By Nick Taylor , 11-Jan-2010
Last updated the 11-Jan-2010 at 10:03 GMT

Vaccines could be produced in less than 10 weeks from first isolation of the RNA sequence by using insect cell derived influenza VLPs, according to research which has implications for H1N1 and H5N1.

The threat of newly emerging pandemic influenza strains, and limitations of egg-based culture, has driven the need for rapid response manufacturing methods. Researchers from Austria believe they have developed an approach that could satisfy this demand.

In a paper published online on 29 December in Biotechnology Journal the researchers detail why they believe insect cell derived influenza virus-like particles (VLPs) “are a very fast, safe and effective alternative vaccine approach”.

Using two insect cell lines, namely Sf9 and BTI-TN5B1-4, the team was able to produce the first batch of VLPs 51 days after cloning work began. Accounting for an additional two weeks of gene synthesis, vaccine production of a new influenza subtype could start less than 10 weeks after isolating the RNA sequence.

In earlier work published in The New England Journal of Medicine Baxter claimed it could produce a H5N1 vaccine within 12 weeks of an outbreak. This used African green monkey kidney cells and the Austrian researchers draw parallels between mammalian and insect cell culture.

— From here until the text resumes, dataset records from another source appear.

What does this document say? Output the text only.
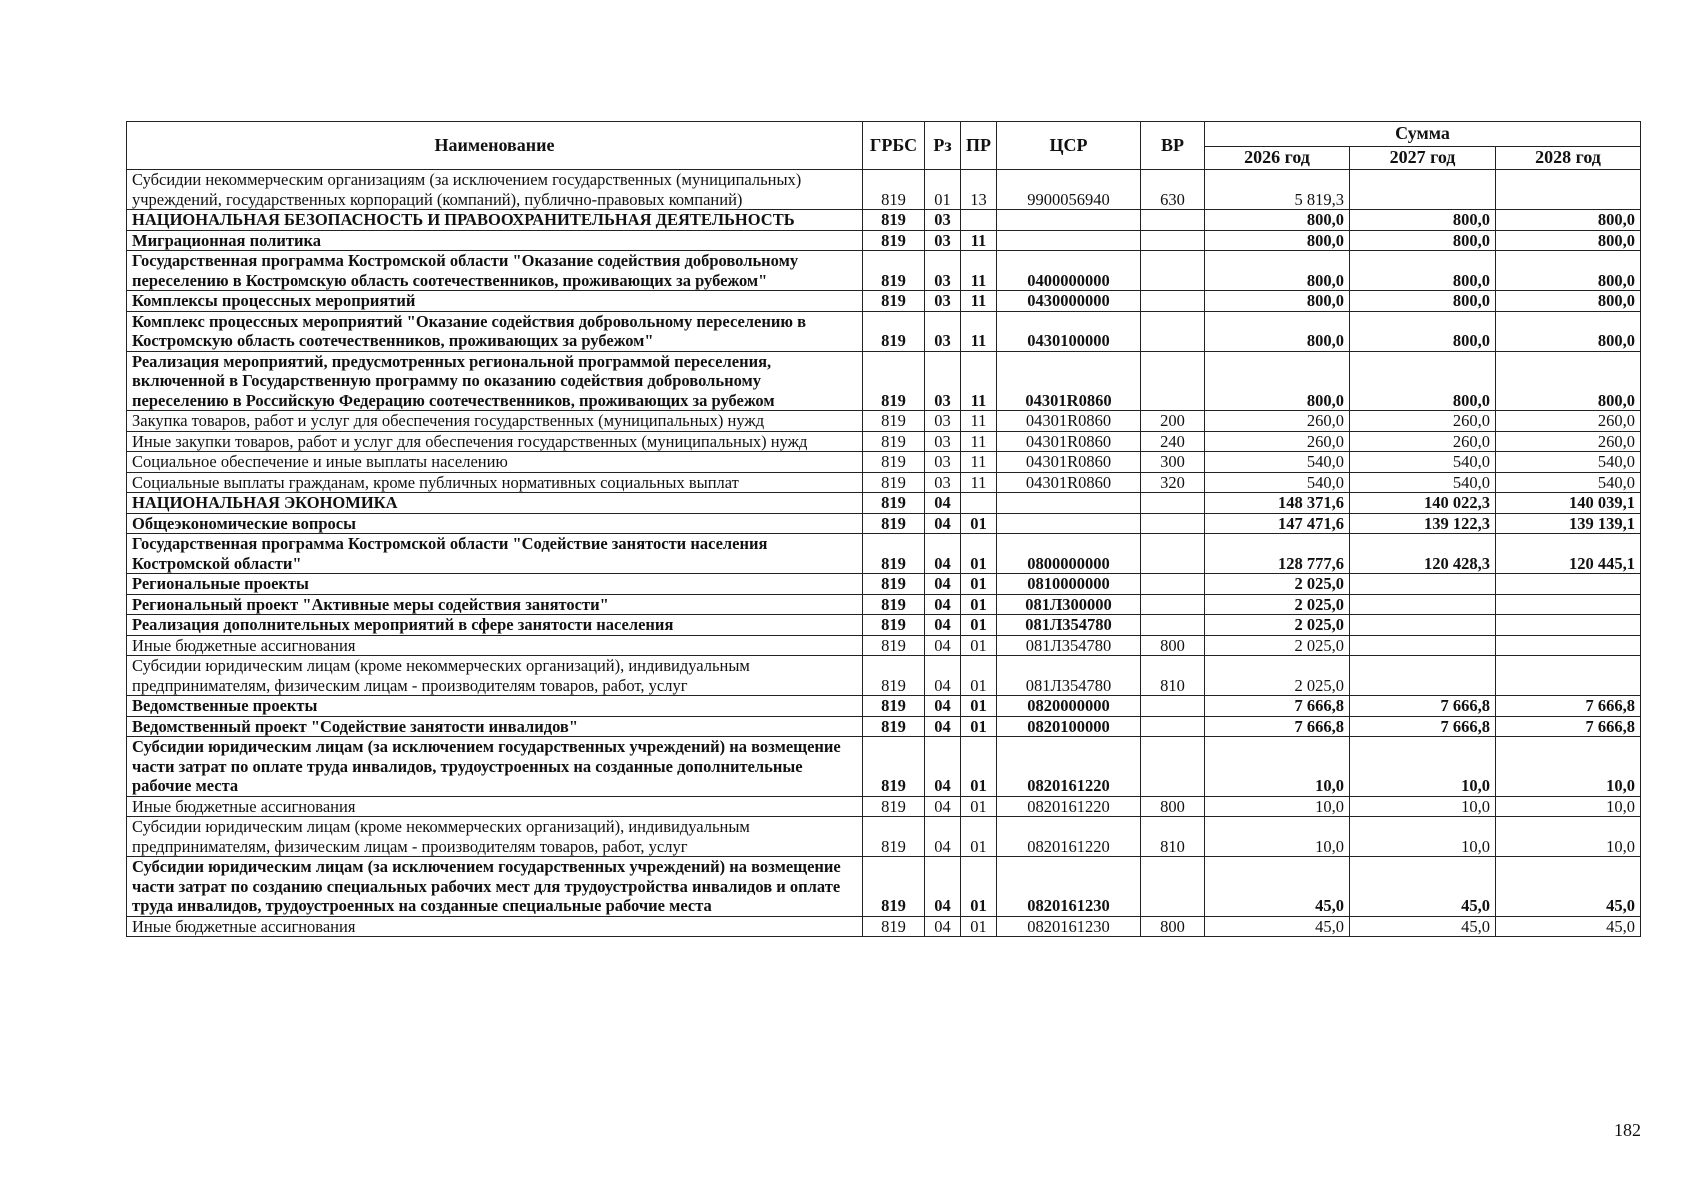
Наименование	ГРБС	Рз	ПР	ЦСР	ВР	Сумма		
						2026 год	2027 год	2028 год
Субсидии некоммерческим организациям (за исключением государственных (муниципальных) учреждений, государственных корпораций (компаний), публично-правовых компаний)	819	01	13	9900056940	630	5 819,3		
НАЦИОНАЛЬНАЯ БЕЗОПАСНОСТЬ И ПРАВООХРАНИТЕЛЬНАЯ ДЕЯТЕЛЬНОСТЬ	819	03				800,0	800,0	800,0
Миграционная политика	819	03	11			800,0	800,0	800,0
Государственная программа Костромской области "Оказание содействия добровольному переселению в Костромскую область соотечественников, проживающих за рубежом"	819	03	11	0400000000		800,0	800,0	800,0
Комплексы процессных мероприятий	819	03	11	0430000000		800,0	800,0	800,0
Комплекс процессных мероприятий "Оказание содействия добровольному переселению в Костромскую область соотечественников, проживающих за рубежом"	819	03	11	0430100000		800,0	800,0	800,0
Реализация мероприятий, предусмотренных региональной программой переселения, включенной в Государственную программу по оказанию содействия добровольному переселению в Российскую Федерацию соотечественников, проживающих за рубежом	819	03	11	04301R0860		800,0	800,0	800,0
Закупка товаров, работ и услуг для обеспечения государственных (муниципальных) нужд	819	03	11	04301R0860	200	260,0	260,0	260,0
Иные закупки товаров, работ и услуг для обеспечения государственных (муниципальных) нужд	819	03	11	04301R0860	240	260,0	260,0	260,0
Социальное обеспечение и иные выплаты населению	819	03	11	04301R0860	300	540,0	540,0	540,0
Социальные выплаты гражданам, кроме публичных нормативных социальных выплат	819	03	11	04301R0860	320	540,0	540,0	540,0
НАЦИОНАЛЬНАЯ ЭКОНОМИКА	819	04				148 371,6	140 022,3	140 039,1
Общеэкономические вопросы	819	04	01			147 471,6	139 122,3	139 139,1
Государственная программа Костромской области "Содействие занятости населения Костромской области"	819	04	01	0800000000		128 777,6	120 428,3	120 445,1
Региональные проекты	819	04	01	0810000000		2 025,0		
Региональный проект "Активные меры содействия занятости"	819	04	01	081Л300000		2 025,0		
Реализация дополнительных мероприятий в сфере занятости населения	819	04	01	081Л354780		2 025,0		
Иные бюджетные ассигнования	819	04	01	081Л354780	800	2 025,0		
Субсидии юридическим лицам (кроме некоммерческих организаций), индивидуальным предпринимателям, физическим лицам - производителям товаров, работ, услуг	819	04	01	081Л354780	810	2 025,0		
Ведомственные проекты	819	04	01	0820000000		7 666,8	7 666,8	7 666,8
Ведомственный проект "Содействие занятости инвалидов"	819	04	01	0820100000		7 666,8	7 666,8	7 666,8
Субсидии юридическим лицам (за исключением государственных учреждений) на возмещение части затрат по оплате труда инвалидов, трудоустроенных на созданные дополнительные рабочие места	819	04	01	0820161220		10,0	10,0	10,0
Иные бюджетные ассигнования	819	04	01	0820161220	800	10,0	10,0	10,0
Субсидии юридическим лицам (кроме некоммерческих организаций), индивидуальным предпринимателям, физическим лицам - производителям товаров, работ, услуг	819	04	01	0820161220	810	10,0	10,0	10,0
Субсидии юридическим лицам (за исключением государственных учреждений) на возмещение части затрат по созданию специальных рабочих мест для трудоустройства инвалидов и оплате труда инвалидов, трудоустроенных на созданные специальные рабочие места	819	04	01	0820161230		45,0	45,0	45,0
Иные бюджетные ассигнования	819	04	01	0820161230	800	45,0	45,0	45,0
182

Both techniques offer fast production but notably the systems differ in the way they perform complex glycosylation. However, there have been no reports that this negatively impacts on the immunogenicity of products manufactured using either method.

Advantages of BTI-TN5B1-4

In tests on mice the Austrian researchers claim the VLPs they produced from both insect cell lines induced high titers of neutralising antibodies, leading them to believe that the vaccine could be effective.

Although both cell lines quickly produced effective VLPs the researchers believe BTI-TN5B1-4 has advantages over Sf9, in part because it decreases protein and baculovirus background. This reduces DNA contamination in BTI-TN5B1-4.

Furthermore, cells derived from BTI-TN5B1-4 are used in the production of GlaxoSmithKline’s Cervarix [human papillomavirus (HPV) bivalent (types 16 and 18) vaccine, recombinant].

Cervarix has been approved by the European Medicines Agency (EMA) and US Food and Drug Administration (FDA), establishing a regulatory precedent for therapeutics made using BTI-TN5B1-4.